Na última pesquisa da Gallup, realizada em setembro de 2025, apenas 33% dos adultos norte-americanos consideravam que o conselho do Fed estava fazendo um trabalho “excelente” ou “bom”, ao passo que 27% afirmaram que os formuladores de políticas estavam fazendo um trabalho “ruim” — uma avaliação positiva líquida de apenas 6%, a mais baixa nas pesquisas realizadas esporadicamente desde pelo menos 2003.

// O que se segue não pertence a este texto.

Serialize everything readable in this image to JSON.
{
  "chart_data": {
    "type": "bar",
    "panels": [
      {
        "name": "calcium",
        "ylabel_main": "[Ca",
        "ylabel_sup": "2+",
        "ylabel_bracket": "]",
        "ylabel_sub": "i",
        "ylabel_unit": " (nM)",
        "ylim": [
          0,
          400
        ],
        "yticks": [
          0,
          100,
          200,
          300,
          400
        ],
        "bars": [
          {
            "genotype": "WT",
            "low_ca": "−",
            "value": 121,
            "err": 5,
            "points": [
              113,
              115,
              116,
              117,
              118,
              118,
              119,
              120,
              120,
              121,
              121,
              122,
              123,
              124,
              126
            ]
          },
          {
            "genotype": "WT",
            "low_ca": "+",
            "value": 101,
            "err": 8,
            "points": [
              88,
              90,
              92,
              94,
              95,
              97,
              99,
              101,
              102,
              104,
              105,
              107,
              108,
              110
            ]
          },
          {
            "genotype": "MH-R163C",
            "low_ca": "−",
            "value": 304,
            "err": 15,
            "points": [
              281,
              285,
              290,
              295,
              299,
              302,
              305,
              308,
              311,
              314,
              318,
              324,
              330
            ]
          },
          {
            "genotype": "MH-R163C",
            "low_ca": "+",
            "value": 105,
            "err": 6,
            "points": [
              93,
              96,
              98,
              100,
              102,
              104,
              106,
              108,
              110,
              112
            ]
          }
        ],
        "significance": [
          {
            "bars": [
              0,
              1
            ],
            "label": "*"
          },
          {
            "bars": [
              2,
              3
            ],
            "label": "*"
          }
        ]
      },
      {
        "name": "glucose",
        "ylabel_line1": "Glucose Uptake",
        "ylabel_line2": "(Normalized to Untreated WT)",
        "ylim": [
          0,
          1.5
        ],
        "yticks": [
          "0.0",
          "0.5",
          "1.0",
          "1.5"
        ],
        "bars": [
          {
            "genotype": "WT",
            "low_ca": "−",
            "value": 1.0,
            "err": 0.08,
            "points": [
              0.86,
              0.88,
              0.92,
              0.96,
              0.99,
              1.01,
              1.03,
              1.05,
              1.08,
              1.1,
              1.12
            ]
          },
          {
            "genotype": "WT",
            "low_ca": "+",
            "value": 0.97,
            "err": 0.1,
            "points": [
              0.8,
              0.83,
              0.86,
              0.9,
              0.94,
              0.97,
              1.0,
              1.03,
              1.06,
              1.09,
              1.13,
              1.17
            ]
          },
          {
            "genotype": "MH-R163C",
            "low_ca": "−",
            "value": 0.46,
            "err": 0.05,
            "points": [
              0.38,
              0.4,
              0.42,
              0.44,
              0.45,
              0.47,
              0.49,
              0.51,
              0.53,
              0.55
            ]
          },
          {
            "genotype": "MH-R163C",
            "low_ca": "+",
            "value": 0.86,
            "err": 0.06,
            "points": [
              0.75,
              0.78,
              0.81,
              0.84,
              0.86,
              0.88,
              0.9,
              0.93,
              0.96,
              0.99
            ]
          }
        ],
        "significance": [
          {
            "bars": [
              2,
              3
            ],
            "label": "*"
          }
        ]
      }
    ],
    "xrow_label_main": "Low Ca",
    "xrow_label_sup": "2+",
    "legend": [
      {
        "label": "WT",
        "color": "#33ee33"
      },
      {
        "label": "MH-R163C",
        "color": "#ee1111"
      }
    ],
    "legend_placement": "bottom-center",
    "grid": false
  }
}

Os americanos não devem subestimar os danos que os ataques persistentes do presidente ao Fed — iniciados ainda durante o mandato do antecessor de Warsh, Jerome Powell — estão causando a uma das instituições mais importantes do país.

A inflação está corroendo os ganhos salariais conquistados com muito esforço pelos americanos, e as pessoas sempre colocam a acessibilidade entre suas principais preocupações. Um Fed independente e respeitado é sua melhor esperança para resultados melhores no futuro.

Os cenários para a próxima reunião do Fed ilustram o impasse que Trump criou para os formuladores de políticas.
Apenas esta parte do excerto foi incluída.